Памяти моей мамы
Антонины Даниловны Богдановой
естьдесят лет назад в Севастополе вблизи Приморского бульвара, на четвертом этаже одного из домов по ул. Фрунзе, что ныне называется пр. Нахимова, в коммунальной квартире проживали два небольших семейства: Богдановых (Нина [Антонина], Илья и их дочь Ирина) и Плугиных (Нина, Михаил и мать Нины Анна Николаевна). Илья Богданов с утра до ночи пропадал на своем любимом Морзаводе, куда он, двенадцатилетний паренек, приехавший из Курской глубинки на самостоятельные заработки, поступил работать весной 1905 года. Его молодая жена Нина воспитывала дочь, вела хозяйство и обшивала многочисленных родственников. Дочке часы, проводимые мамой за швейной машиной, очень нравились. Можно было, воспользовавшись крышкой от «Зингера», играть в путешествия: прощаться, уходить с «чемоданом» в дальний угол комнаты, потом возвращаться и видеть, что твоему «приезду» рады… А еще мама тогда пела: то «Белой акации гроздья душистые», то грустную песню про «Три эсминца», которые «взлетели в воздух на минах хитроумных англичан». И почти всегда в комнате присутствовал третий: большой, сильный кот. Он был темносерым как небо в бурю, оттого и прозвали его Бурька. Родиной его был дом 17 по улице Карла Либкнехта (бывшей Николаевской, а ныне Николая Лунина), что на Корабельной стороне, где жили друзья Богдановых - Куприяновы. Несмотря на большое чувство собственного достоинства, младшей Богдановой, девочке Ире, он многое позволял: то «дрессировку» (после посещения ею приехавшего на гастроли цирка), то укладывание в большую, сделанную на заказ кукольную кровать (покорно клал свою лобастую голову на подушку и долго лежал вытянувшись, укрытый кружевной простынкой).

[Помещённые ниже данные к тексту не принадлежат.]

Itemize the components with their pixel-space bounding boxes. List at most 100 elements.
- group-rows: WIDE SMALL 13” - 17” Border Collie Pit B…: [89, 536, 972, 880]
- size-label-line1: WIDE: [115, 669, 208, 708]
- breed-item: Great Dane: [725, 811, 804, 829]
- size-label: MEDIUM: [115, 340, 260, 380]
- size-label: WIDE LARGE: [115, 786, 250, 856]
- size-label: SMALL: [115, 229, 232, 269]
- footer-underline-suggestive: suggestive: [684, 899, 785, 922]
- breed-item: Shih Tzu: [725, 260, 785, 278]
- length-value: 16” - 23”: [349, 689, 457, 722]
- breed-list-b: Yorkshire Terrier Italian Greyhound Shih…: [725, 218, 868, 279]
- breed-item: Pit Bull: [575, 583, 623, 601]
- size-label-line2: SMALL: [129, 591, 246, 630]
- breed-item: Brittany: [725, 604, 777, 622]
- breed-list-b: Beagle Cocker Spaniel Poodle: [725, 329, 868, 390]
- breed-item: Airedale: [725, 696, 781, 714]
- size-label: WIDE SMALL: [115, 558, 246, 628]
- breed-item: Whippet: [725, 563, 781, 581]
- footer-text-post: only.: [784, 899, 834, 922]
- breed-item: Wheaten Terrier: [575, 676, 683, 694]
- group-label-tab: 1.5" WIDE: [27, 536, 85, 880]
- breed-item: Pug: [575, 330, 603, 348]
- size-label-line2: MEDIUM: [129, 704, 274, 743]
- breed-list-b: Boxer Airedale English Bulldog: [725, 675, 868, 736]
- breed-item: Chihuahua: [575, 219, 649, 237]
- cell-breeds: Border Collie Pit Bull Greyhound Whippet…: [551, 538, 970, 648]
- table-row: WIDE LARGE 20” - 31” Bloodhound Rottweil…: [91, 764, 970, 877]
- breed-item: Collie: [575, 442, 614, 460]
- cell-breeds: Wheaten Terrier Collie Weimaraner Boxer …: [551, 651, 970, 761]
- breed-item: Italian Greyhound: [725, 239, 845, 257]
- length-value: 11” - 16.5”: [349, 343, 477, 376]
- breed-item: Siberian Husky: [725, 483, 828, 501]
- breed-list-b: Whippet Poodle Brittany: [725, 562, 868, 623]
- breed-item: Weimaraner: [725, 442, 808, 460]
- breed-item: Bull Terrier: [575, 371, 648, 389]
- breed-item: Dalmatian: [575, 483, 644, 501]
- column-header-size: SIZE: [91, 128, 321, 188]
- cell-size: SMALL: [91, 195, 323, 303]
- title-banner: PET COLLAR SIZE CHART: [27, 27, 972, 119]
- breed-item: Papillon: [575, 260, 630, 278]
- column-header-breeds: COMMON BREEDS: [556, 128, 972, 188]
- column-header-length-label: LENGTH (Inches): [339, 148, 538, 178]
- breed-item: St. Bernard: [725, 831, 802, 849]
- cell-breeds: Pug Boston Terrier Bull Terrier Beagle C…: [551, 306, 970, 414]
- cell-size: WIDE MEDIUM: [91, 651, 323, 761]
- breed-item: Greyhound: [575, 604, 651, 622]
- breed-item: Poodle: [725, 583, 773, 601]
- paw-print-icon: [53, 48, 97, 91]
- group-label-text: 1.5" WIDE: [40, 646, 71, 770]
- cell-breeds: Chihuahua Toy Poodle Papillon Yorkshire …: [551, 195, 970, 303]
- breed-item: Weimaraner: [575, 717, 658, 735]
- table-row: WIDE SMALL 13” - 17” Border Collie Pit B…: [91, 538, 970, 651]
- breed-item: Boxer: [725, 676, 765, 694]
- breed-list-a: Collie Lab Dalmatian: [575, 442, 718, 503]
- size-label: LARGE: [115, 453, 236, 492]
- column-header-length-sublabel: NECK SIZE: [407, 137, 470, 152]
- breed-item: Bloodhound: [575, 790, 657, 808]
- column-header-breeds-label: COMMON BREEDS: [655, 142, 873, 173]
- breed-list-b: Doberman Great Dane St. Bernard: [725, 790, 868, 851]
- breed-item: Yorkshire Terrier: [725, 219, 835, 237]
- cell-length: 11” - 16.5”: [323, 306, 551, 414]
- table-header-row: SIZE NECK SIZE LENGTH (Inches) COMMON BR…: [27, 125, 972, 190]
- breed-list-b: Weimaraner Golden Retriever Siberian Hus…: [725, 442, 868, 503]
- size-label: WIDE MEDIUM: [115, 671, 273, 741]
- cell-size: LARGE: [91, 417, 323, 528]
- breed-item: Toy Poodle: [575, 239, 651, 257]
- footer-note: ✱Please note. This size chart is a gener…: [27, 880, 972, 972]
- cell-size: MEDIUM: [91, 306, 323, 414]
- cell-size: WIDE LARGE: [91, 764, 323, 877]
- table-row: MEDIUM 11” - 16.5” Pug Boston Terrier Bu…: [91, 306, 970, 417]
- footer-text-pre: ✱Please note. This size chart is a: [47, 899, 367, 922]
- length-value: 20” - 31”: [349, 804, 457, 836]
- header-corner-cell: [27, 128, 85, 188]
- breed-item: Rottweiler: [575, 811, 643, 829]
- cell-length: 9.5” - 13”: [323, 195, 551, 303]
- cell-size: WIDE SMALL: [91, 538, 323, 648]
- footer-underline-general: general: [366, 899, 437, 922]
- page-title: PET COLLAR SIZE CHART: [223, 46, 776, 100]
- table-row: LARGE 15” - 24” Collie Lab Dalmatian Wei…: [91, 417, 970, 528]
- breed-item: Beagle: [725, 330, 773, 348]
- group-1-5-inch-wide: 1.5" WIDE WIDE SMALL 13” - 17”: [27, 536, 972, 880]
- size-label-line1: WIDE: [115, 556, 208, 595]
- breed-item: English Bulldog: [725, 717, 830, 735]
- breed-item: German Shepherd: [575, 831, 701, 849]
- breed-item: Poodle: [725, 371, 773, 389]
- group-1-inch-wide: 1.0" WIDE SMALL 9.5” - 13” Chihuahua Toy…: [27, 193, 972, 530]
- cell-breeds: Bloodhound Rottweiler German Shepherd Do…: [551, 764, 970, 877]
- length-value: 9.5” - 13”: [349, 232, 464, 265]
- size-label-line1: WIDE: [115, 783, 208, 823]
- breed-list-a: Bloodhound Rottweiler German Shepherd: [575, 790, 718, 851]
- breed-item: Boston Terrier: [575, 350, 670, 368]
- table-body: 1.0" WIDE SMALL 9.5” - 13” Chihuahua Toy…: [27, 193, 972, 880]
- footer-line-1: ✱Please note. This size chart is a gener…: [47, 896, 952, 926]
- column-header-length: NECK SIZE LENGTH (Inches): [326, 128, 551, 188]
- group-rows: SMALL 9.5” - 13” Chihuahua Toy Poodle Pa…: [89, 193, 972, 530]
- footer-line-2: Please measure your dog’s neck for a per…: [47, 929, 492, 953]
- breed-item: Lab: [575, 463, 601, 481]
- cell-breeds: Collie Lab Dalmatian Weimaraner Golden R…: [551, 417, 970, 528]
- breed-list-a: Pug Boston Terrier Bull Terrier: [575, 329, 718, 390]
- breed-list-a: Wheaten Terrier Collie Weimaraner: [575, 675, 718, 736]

А за стеной, у Плугиных, шла своя интересная жизнь. Нина, хрупкая, нервная женщина, была художником-любителем, хозяйство вела мать. Кот у них был небольшой, робкий, бело-коричневый, звали его Бимка. Бурька до глубины души презирал этого «хлюпика». Днем, при людях, это выражалось в презрительном повороте головы и взгляде, от которого тот жался к стенке, зато ночью… Ночью все коты дома уходили в «ночной клуб» на чердак. Он был сухой, опрятный, хозяйки сушили там белье, особенно те, у кого, как у Богдановых, не было балкона. У Плугиных балкон был. Вход на чердак - с черной лестницы, куда выходила дверь из большой коммунальной кухни. Поутру Анна Николаевна часто выговаривала соседке: «Опять ваш Бурька Бимке ухо разорвал (или нос поцарапал)»! Вероятно, это не была битва «за прекрасную даму», а именно выражение презрения. За что? Во-первых, за трусость и ябедничество (да, да!), во-вторых, тот не был добытчиком своей семьи. К семье Богдановых Бурька себя явно причислял, понимал трудности и старался помочь. То на рассвете положит на коврик перед входом в комнату (к ногам хозяйки) огромную крысу, а то совершит «сальто-мортале».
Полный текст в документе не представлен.